IBM is placing a bet here. It’s made a choice based on its posture of building an open-source based stack that ties together its sizable community of DBMS customers using its proprietary technologies like Db2 and Netezza with those leveraging newer, often open-source ones. IBM will leverage the expertise it has developed in the open source formats it has helped fund and develop across on-premises and cloud deployments. IBM has partnered with Cloudera to craft strategies bringing the transforming Hadoop wave and extending it as it moves to the cloud, and is eager to leverage its presence in the cloud and open source community to join the rising tide of analytic data management solutions with a comprehensive solution. Ahana offers a key component, a connection to a powerful community in the Presto Foundation as part of the Linux Foundation and will no doubt be key to upcoming deliverables.
Ahana must be seen as a down payment on the construction of IBM’s own entry into this space. It has a formidable array of assets, and it is late to the party, but the lakehouse market is just getting started, and there is room to make a splash.
Some Context – The Evolution of The Open Lakehouse
In the beginning was the transactional data; it resulted from, and drove, business processes. And business users wanted it after the fact, to analyze, to understand what was happening and improve outcomes, to predict the future and create new opportunities. But it was hard to find, hard get to, and hard to combine with other data. And so the most well-organized data was copied into data warehouses: well-structured, well-chosen subsets of the data for well-known uses required by well-funded, well-connected users.
Before long, new kinds of operational data came along – interactions on websites, trails of breadcrumbs left behind by visitors navigating shopping sites and games and all manner of commercial and personal activity, readings from all sorts of instruments on oil rigs, self-driving cars, and communications networks – as well as communications between people on all kinds of social sites. This data was not so well organized. So as uses for this data became apparent, the files it had been stored in became a new target, and those files – new and old, in many formats – were put into data lakes. Largely unaltered, at least at first, the data in these lakes became a playground for data scientists trying out new analytic tools, like notebooks with built in graphic tools and machine learning models to detect correlations and patterns.
The success of these efforts led to an obvious question:
What if we combined these two kinds of data to generate richer insights and connect new techniques with old ones?

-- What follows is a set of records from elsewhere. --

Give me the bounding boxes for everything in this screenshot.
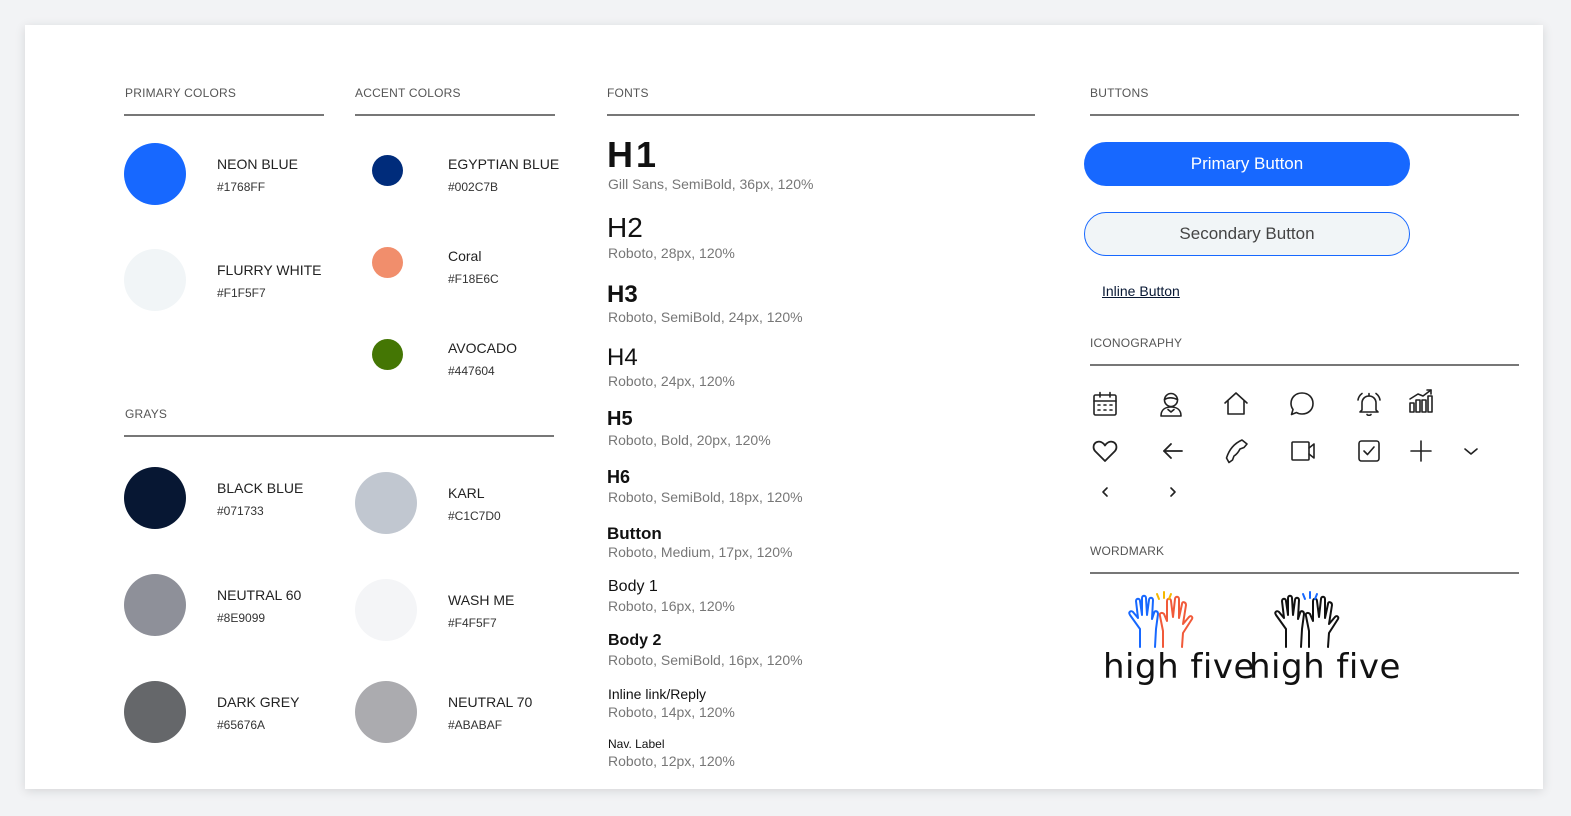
chevron-right-icon[interactable] [1159, 478, 1187, 506]
grays-title: GRAYS [125, 407, 168, 421]
swatch-hex: #65676A [217, 718, 266, 732]
swatch-dark-grey [124, 681, 186, 743]
swatch-hex: #8E9099 [217, 611, 266, 625]
swatch-hex: #F4F5F7 [448, 616, 497, 630]
wordmark-rule [1090, 572, 1519, 574]
font-sample-nav-label: Nav. Label [608, 737, 665, 751]
bell-icon[interactable] [1355, 390, 1383, 418]
swatch-hex: #002C7B [448, 180, 499, 194]
chat-icon[interactable] [1288, 390, 1316, 418]
swatch-name: AVOCADO [448, 340, 517, 356]
swatch-coral [372, 247, 403, 278]
font-spec: Roboto, Bold, 20px, 120% [608, 432, 771, 448]
buttons-title: BUTTONS [1090, 86, 1149, 100]
swatch-hex: #C1C7D0 [448, 509, 501, 523]
swatch-black-blue [124, 467, 186, 529]
swatch-wash-me [355, 579, 417, 641]
primary-button[interactable]: Primary Button [1084, 142, 1410, 186]
arrow-left-icon[interactable] [1159, 437, 1187, 465]
plus-icon[interactable] [1407, 437, 1435, 465]
swatch-hex: #ABABAF [448, 718, 503, 732]
font-sample-body1: Body 1 [608, 578, 658, 595]
checkbox-icon[interactable] [1355, 437, 1383, 465]
font-sample-h5: H5 [607, 408, 633, 430]
chevron-down-icon[interactable] [1457, 437, 1485, 465]
font-spec: Roboto, 24px, 120% [608, 373, 735, 389]
chevron-left-icon[interactable] [1091, 478, 1119, 506]
font-spec: Roboto, SemiBold, 24px, 120% [608, 309, 803, 325]
accent-colors-rule [355, 114, 555, 116]
font-sample-h1: H1 [607, 134, 660, 175]
font-sample-h6: H6 [607, 467, 631, 487]
swatch-hex: #F18E6C [448, 272, 499, 286]
iconography-title: ICONOGRAPHY [1090, 336, 1183, 350]
swatch-neutral-70 [355, 681, 417, 743]
swatch-flurry-white [124, 249, 186, 311]
font-spec: Roboto, 12px, 120% [608, 753, 735, 769]
wordmark-color-text: high five [1103, 647, 1255, 687]
font-sample-body2: Body 2 [608, 632, 662, 649]
swatch-name: NEUTRAL 60 [217, 587, 302, 603]
wordmark-title: WORDMARK [1090, 544, 1165, 558]
accent-colors-title: ACCENT COLORS [355, 86, 461, 100]
swatch-name: FLURRY WHITE [217, 262, 322, 278]
fonts-title: FONTS [607, 86, 649, 100]
chart-icon[interactable] [1407, 387, 1435, 415]
font-spec: Gill Sans, SemiBold, 36px, 120% [608, 176, 814, 192]
font-sample-inline-link: Inline link/Reply [608, 686, 707, 702]
swatch-neon-blue [124, 143, 186, 205]
swatch-egyptian-blue [372, 155, 403, 186]
swatch-hex: #447604 [448, 364, 495, 378]
wordmark-mono-text: high five [1249, 647, 1401, 687]
font-spec: Roboto, SemiBold, 18px, 120% [608, 489, 803, 505]
secondary-button[interactable]: Secondary Button [1084, 212, 1410, 256]
font-spec: Roboto, 14px, 120% [608, 704, 735, 720]
wordmark-mono: high five [1249, 589, 1400, 689]
swatch-name: Coral [448, 248, 482, 264]
phone-icon[interactable] [1223, 437, 1251, 465]
swatch-hex: #F1F5F7 [217, 286, 266, 300]
font-sample-h4: H4 [607, 344, 638, 371]
font-spec: Roboto, 16px, 120% [608, 598, 735, 614]
heart-icon[interactable] [1091, 437, 1119, 465]
user-icon[interactable] [1157, 390, 1185, 418]
swatch-karl [355, 472, 417, 534]
swatch-hex: #1768FF [217, 180, 266, 194]
swatch-name: DARK GREY [217, 694, 300, 710]
video-icon[interactable] [1289, 437, 1317, 465]
calendar-icon[interactable] [1091, 390, 1119, 418]
swatch-name: NEON BLUE [217, 156, 298, 172]
inline-button[interactable]: Inline Button [1102, 283, 1180, 299]
font-sample-h3: H3 [607, 281, 638, 308]
swatch-neutral-60 [124, 574, 186, 636]
swatch-name: KARL [448, 485, 485, 501]
home-icon[interactable] [1222, 390, 1250, 418]
swatch-name: NEUTRAL 70 [448, 694, 533, 710]
swatch-name: BLACK BLUE [217, 480, 304, 496]
font-spec: Roboto, SemiBold, 16px, 120% [608, 652, 803, 668]
font-spec: Roboto, 28px, 120% [608, 245, 735, 261]
swatch-hex: #071733 [217, 504, 264, 518]
font-sample-h2: H2 [607, 212, 643, 243]
primary-colors-rule [124, 114, 324, 116]
font-sample-button: Button [607, 524, 662, 543]
iconography-rule [1090, 364, 1519, 366]
style-guide-card: PRIMARY COLORS NEON BLUE #1768FF FLURRY … [25, 25, 1543, 789]
wordmark-color: high five [1103, 589, 1254, 689]
swatch-avocado [372, 339, 403, 370]
swatch-name: EGYPTIAN BLUE [448, 156, 560, 172]
fonts-rule [607, 114, 1035, 116]
primary-colors-title: PRIMARY COLORS [125, 86, 237, 100]
buttons-rule [1090, 114, 1519, 116]
swatch-name: WASH ME [448, 592, 515, 608]
font-spec: Roboto, Medium, 17px, 120% [608, 544, 793, 560]
grays-rule [124, 435, 554, 437]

This activity was pursued by traditional data warehouse users by creating logical data warehouses, a term coined by Gartner. But data lake users, often a separate group within their firms, pursued the same goal, and from their ranks emerged a new name: the data lakehouse, popularized and promoted by Databricks and now broadly adopted to describe this rich place of intersection.
Vendors from both ends of this “structured-to-unstructured” continuum – data warehouse purveyors, often using proprietary formats and providing exclusive access to the contents, and data lake vendors, often with a more open standards-based posture, pursued this emerging market. Both sets of vendors have spawned new technologies, evangelized emerging use cases, and helped accelerated the growth of these new analytic tools.